Dive Brief:
- A project called "Plastic Packaging Recycling using Intelligent Separation technologies for Materials" (PRISM), led by a consortium, has been awarded $1 million from Innovate UK and the Engineering and Physical Sciences Research Council to develop a low-cost way to sort recyclables, namely plastics.
- The sorting process involves fluorescent marking technology, which has been described as similar to an invisible barcode; it captures a label’s unique code created by the label’s typically invisible luminescent compounds. The technology, which uses UV light waves, can then identify and sort by material, for instance distinguishing food-grade polymers from non-food-grade.
- UK’s WRAP partnered with Nextek on the trial’s first phase, which examined identification and separation while working to achieve a 98% yield and 95% purity. The second phase, now taking place, is looking at additional fluorescent compounds, their reaction as they move along the supply chain, and whether markers hold up after reprocessing. The project group said in a statement that the fluorescent label sorting system would work with near infra-red (NIR) sorting systems already used in materials recovery facilities.
Dive Insight:
Sensor technology using light waves such as near infrared has made it possible to achieve purity levels as high as 99.9% for separated plastics. Recycling tech experts, scientists who have studied fluorescent marking, and environmentalists think this new concept of PRISM could lead to something bigger, helping to boost recycling at slightly less cost and with more efficiency for more materials.

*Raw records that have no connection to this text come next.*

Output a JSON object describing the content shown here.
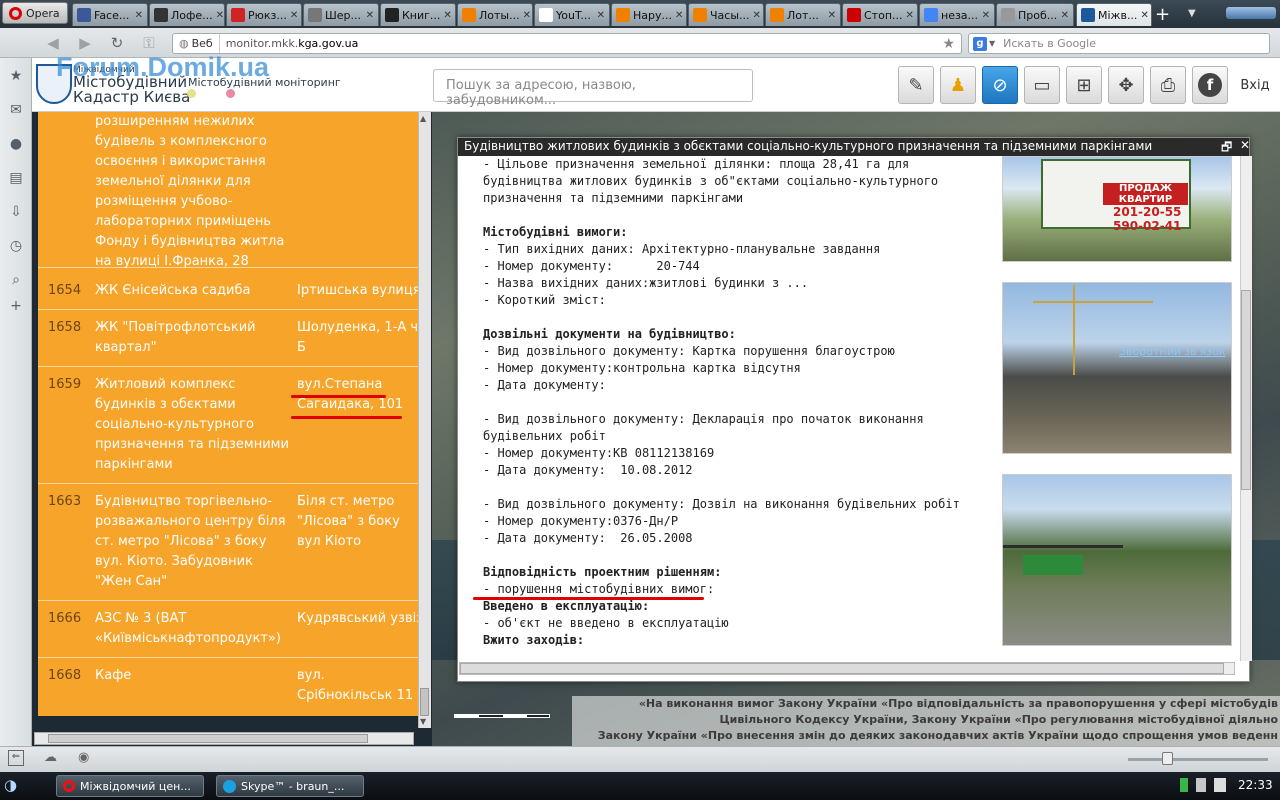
{
  "browser": {
    "menu_label": "Opera",
    "tabs": [
      {
        "title": "Face...",
        "icon": "facebook-icon",
        "color": "#3b5998"
      },
      {
        "title": "Лофе...",
        "icon": "page-icon",
        "color": "#333333"
      },
      {
        "title": "Рюкз...",
        "icon": "rp-icon",
        "color": "#d12323"
      },
      {
        "title": "Шер...",
        "icon": "ex-icon",
        "color": "#777777"
      },
      {
        "title": "Книг...",
        "icon": "e-icon",
        "color": "#222222"
      },
      {
        "title": "Лоты...",
        "icon": "auction-icon",
        "color": "#f08000"
      },
      {
        "title": "YouT...",
        "icon": "doc-icon",
        "color": "#ffffff"
      },
      {
        "title": "Нару...",
        "icon": "auction-icon",
        "color": "#f08000"
      },
      {
        "title": "Часы...",
        "icon": "auction-icon",
        "color": "#f08000"
      },
      {
        "title": "Лот...",
        "icon": "auction-icon",
        "color": "#f08000"
      },
      {
        "title": "Стоп...",
        "icon": "youtube-icon",
        "color": "#cc0000"
      },
      {
        "title": "неза...",
        "icon": "google-icon",
        "color": "#4285f4"
      },
      {
        "title": "Проб...",
        "icon": "loading-icon",
        "color": "#999999"
      },
      {
        "title": "Міжв...",
        "icon": "kiev-icon",
        "color": "#1d5a9c",
        "active": true
      }
    ],
    "web_badge": "Веб",
    "url_prefix": "monitor.mkk.",
    "url_domain": "kga.gov.ua",
    "search_placeholder": "Искать в Google",
    "search_engine_label": "g"
  },
  "site": {
    "watermark": "Forum.Domik.ua",
    "logo_line1": "Міжвідомчий",
    "logo_line2": "Містобудівний",
    "logo_line3": "Кадастр Києва",
    "subtitle": "Містобудівний моніторинг",
    "search_placeholder": "Пошук за адресою, назвою, забудовником...",
    "login_label": "Вхід",
    "toolbar_icons": [
      "edit-icon",
      "pegman-icon",
      "compass-icon",
      "ruler-icon",
      "layers-icon",
      "move-icon",
      "print-icon",
      "facebook-icon"
    ]
  },
  "list": {
    "rows": [
      {
        "num": "",
        "name": "розширенням нежилих будівель з комплексного освоєння і використання земельної ділянки для розміщення учбово-лабораторних приміщень Фонду і будівництва житла на вулиці І.Франка, 28",
        "addr": ""
      },
      {
        "num": "1654",
        "name": "ЖК Єнісейська садиба",
        "addr": "Іртишська вулиця"
      },
      {
        "num": "1658",
        "name": "ЖК \"Повітрофлотський квартал\"",
        "addr": "Шолуденка, 1-А ч Б"
      },
      {
        "num": "1659",
        "name": "Житловий комплекс будинків з обєктами соціально-культурного призначення та підземними паркінгами",
        "addr": "вул.Степана Сагаидака, 101"
      },
      {
        "num": "1663",
        "name": "Будівництво торгівельно-розважального центру біля ст. метро \"Лісова\" з боку вул. Кіото. Забудовник \"Жен Сан\"",
        "addr": "Біля ст. метро \"Лісова\" з боку вул Кіото"
      },
      {
        "num": "1666",
        "name": "АЗС № 3 (ВАТ «Київміськнафтопродукт»)",
        "addr": "Кудрявський узвіз"
      },
      {
        "num": "1668",
        "name": "Кафе",
        "addr": "вул. Срібнокільськ 11"
      }
    ]
  },
  "popup": {
    "title": "Будівництво житлових будинків з обєктами соціально-культурного призначення та підземними паркінгами",
    "lines": [
      {
        "t": "- Цільове призначення земельної ділянки: площа 28,41 га для",
        "b": false
      },
      {
        "t": "будівництва житлових будинків з об\"єктами соціально-культурного",
        "b": false
      },
      {
        "t": "призначення та підземними паркінгами",
        "b": false
      },
      {
        "t": "",
        "b": false
      },
      {
        "t": "Містобудівні вимоги:",
        "b": true
      },
      {
        "t": "- Тип вихідних даних: Архітектурно-планувальне завдання",
        "b": false
      },
      {
        "t": "- Номер документу:      20-744",
        "b": false
      },
      {
        "t": "- Назва вихідних даних:жзитлові будинки з ...",
        "b": false
      },
      {
        "t": "- Короткий зміст:",
        "b": false
      },
      {
        "t": "",
        "b": false
      },
      {
        "t": "Дозвільні документи на будівництво:",
        "b": true
      },
      {
        "t": "- Вид дозвільного документу: Картка порушення благоустрою",
        "b": false
      },
      {
        "t": "- Номер документу:контрольна картка відсутня",
        "b": false
      },
      {
        "t": "- Дата документу:",
        "b": false
      },
      {
        "t": "",
        "b": false
      },
      {
        "t": "- Вид дозвільного документу: Декларація про початок виконання",
        "b": false
      },
      {
        "t": "будівельних робіт",
        "b": false
      },
      {
        "t": "- Номер документу:КВ 08112138169",
        "b": false
      },
      {
        "t": "- Дата документу:  10.08.2012",
        "b": false
      },
      {
        "t": "",
        "b": false
      },
      {
        "t": "- Вид дозвільного документу: Дозвіл на виконання будівельних робіт",
        "b": false
      },
      {
        "t": "- Номер документу:0376-Дн/Р",
        "b": false
      },
      {
        "t": "- Дата документу:  26.05.2008",
        "b": false
      },
      {
        "t": "",
        "b": false
      },
      {
        "t": "Відповідність проектним рішенням:",
        "b": true
      },
      {
        "t": "- порушення містобудівних вимог:",
        "b": false
      },
      {
        "t": "Введено в експлуатацію:",
        "b": true
      },
      {
        "t": "- об'єкт не введено в експлуатацію",
        "b": false
      },
      {
        "t": "Вжито заходів:",
        "b": true
      }
    ],
    "billboard": {
      "line1": "ПРОДАЖ КВАРТИР",
      "line2": "201-20-55",
      "line3": "590-02-41"
    },
    "feedback_link": "Зворотний зв'язок"
  },
  "map": {
    "law_line1": "«На виконання вимог Закону України «Про відповідальність за правопорушення у сфері містобудів",
    "law_line2": "Цивільного Кодексу України, Закону України «Про регулювання містобудівної діяльно",
    "law_line3": "Закону України «Про внесення змін до деяких законодавчих актів України щодо спрощення умов веденн"
  },
  "taskbar": {
    "tasks": [
      {
        "label": "Міжвідомчий цен...",
        "icon": "opera-icon"
      },
      {
        "label": "Skype™ - braun_...",
        "icon": "skype-icon"
      }
    ],
    "clock": "22:33"
  }
}
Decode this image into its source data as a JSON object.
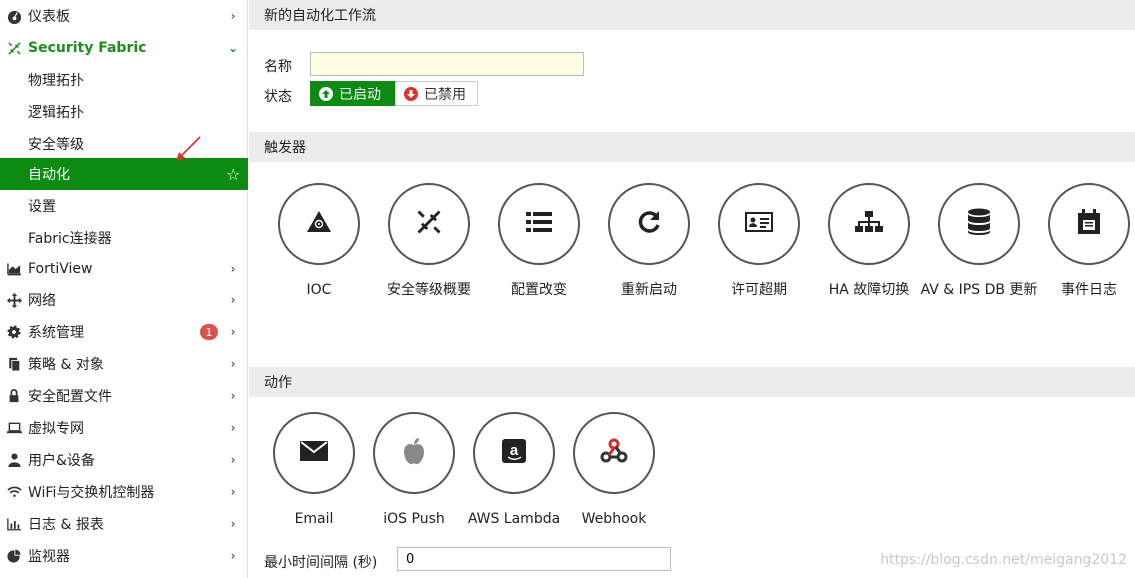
{
  "sidebar": {
    "items": [
      {
        "label": "仪表板"
      },
      {
        "label": "Security Fabric"
      },
      {
        "label": "物理拓扑"
      },
      {
        "label": "逻辑拓扑"
      },
      {
        "label": "安全等级"
      },
      {
        "label": "自动化"
      },
      {
        "label": "设置"
      },
      {
        "label": "Fabric连接器"
      },
      {
        "label": "FortiView"
      },
      {
        "label": "网络"
      },
      {
        "label": "系统管理",
        "badge": "1"
      },
      {
        "label": "策略 & 对象"
      },
      {
        "label": "安全配置文件"
      },
      {
        "label": "虚拟专网"
      },
      {
        "label": "用户&设备"
      },
      {
        "label": "WiFi与交换机控制器"
      },
      {
        "label": "日志 & 报表"
      },
      {
        "label": "监视器"
      }
    ]
  },
  "main": {
    "title": "新的自动化工作流",
    "name_label": "名称",
    "name_value": "",
    "status_label": "状态",
    "status_enabled": "已启动",
    "status_disabled": "已禁用",
    "triggers_header": "触发器",
    "triggers": [
      {
        "label": "IOC",
        "icon": "biohazard-icon"
      },
      {
        "label": "安全等级概要",
        "icon": "security-rating-icon"
      },
      {
        "label": "配置改变",
        "icon": "list-icon"
      },
      {
        "label": "重新启动",
        "icon": "refresh-icon"
      },
      {
        "label": "许可超期",
        "icon": "id-card-icon"
      },
      {
        "label": "HA 故障切换",
        "icon": "sitemap-icon"
      },
      {
        "label": "AV & IPS DB 更新",
        "icon": "database-icon"
      },
      {
        "label": "事件日志",
        "icon": "calendar-icon"
      }
    ],
    "actions_header": "动作",
    "actions": [
      {
        "label": "Email",
        "icon": "envelope-icon"
      },
      {
        "label": "iOS Push",
        "icon": "apple-icon"
      },
      {
        "label": "AWS Lambda",
        "icon": "amazon-icon"
      },
      {
        "label": "Webhook",
        "icon": "webhook-icon"
      }
    ],
    "interval_label": "最小时间间隔 (秒)",
    "interval_value": "0"
  },
  "watermark": "https://blog.csdn.net/meigang2012",
  "colors": {
    "accent": "#0d8a12",
    "open_text": "#1e8d1e",
    "danger": "#d9342b",
    "header_bg": "#ececec"
  }
}
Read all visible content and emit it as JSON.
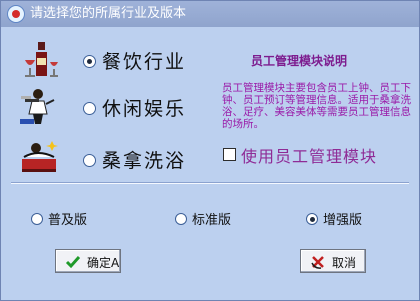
{
  "window": {
    "title": "请选择您的所属行业及版本"
  },
  "industries": [
    {
      "label": "餐饮行业",
      "icon": "wine-dining-icon",
      "selected": true
    },
    {
      "label": "休闲娱乐",
      "icon": "waiter-icon",
      "selected": false
    },
    {
      "label": "桑拿洗浴",
      "icon": "bath-icon",
      "selected": false
    }
  ],
  "info": {
    "title": "员工管理模块说明",
    "text": "员工管理模块主要包含员工上钟、员工下钟、员工预订等管理信息。适用于桑拿洗浴、足疗、美容美体等需要员工管理信息的场所。"
  },
  "employee_module": {
    "label": "使用员工管理模块",
    "checked": false
  },
  "editions": [
    {
      "label": "普及版",
      "selected": false
    },
    {
      "label": "标准版",
      "selected": false
    },
    {
      "label": "增强版",
      "selected": true
    }
  ],
  "buttons": {
    "ok": {
      "label": "确定A",
      "icon": "checkmark-icon"
    },
    "cancel": {
      "label": "取消",
      "icon": "cancel-icon"
    }
  },
  "colors": {
    "info_text": "#9a1aa8",
    "title_bar": "#8fa4cd",
    "background": "#bcd0ef"
  }
}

WRAP's Packaging Program Area Manager, Claire Shrewsbury, was especially excited about the technology’s potential expanded reach in that it could sort materials such as polypropylene packaging, high-density polyethylene milk bottles, and sleeved polyethylene terephthalate.
Professor Rafi Ahmad, who works with Nextek, has long researched fluorescent markers and said in a statement: "With UK recycling targets for plastics set to rise by 2017, the country needs to do much more to optimize collection and sorting. With the PRISM technology, different combinations of a limited number of fluorescent pigments used on labels open up cost-effective routes to high-grade sorting."
PRISM partners estimate that fluorescent inks would very slightly increase labels’ cost, and that the concept could work to pick out materials beyond plastics, including those in the Waste Electrical and Electronic Equipment (WEEE) and automotive recycling streams.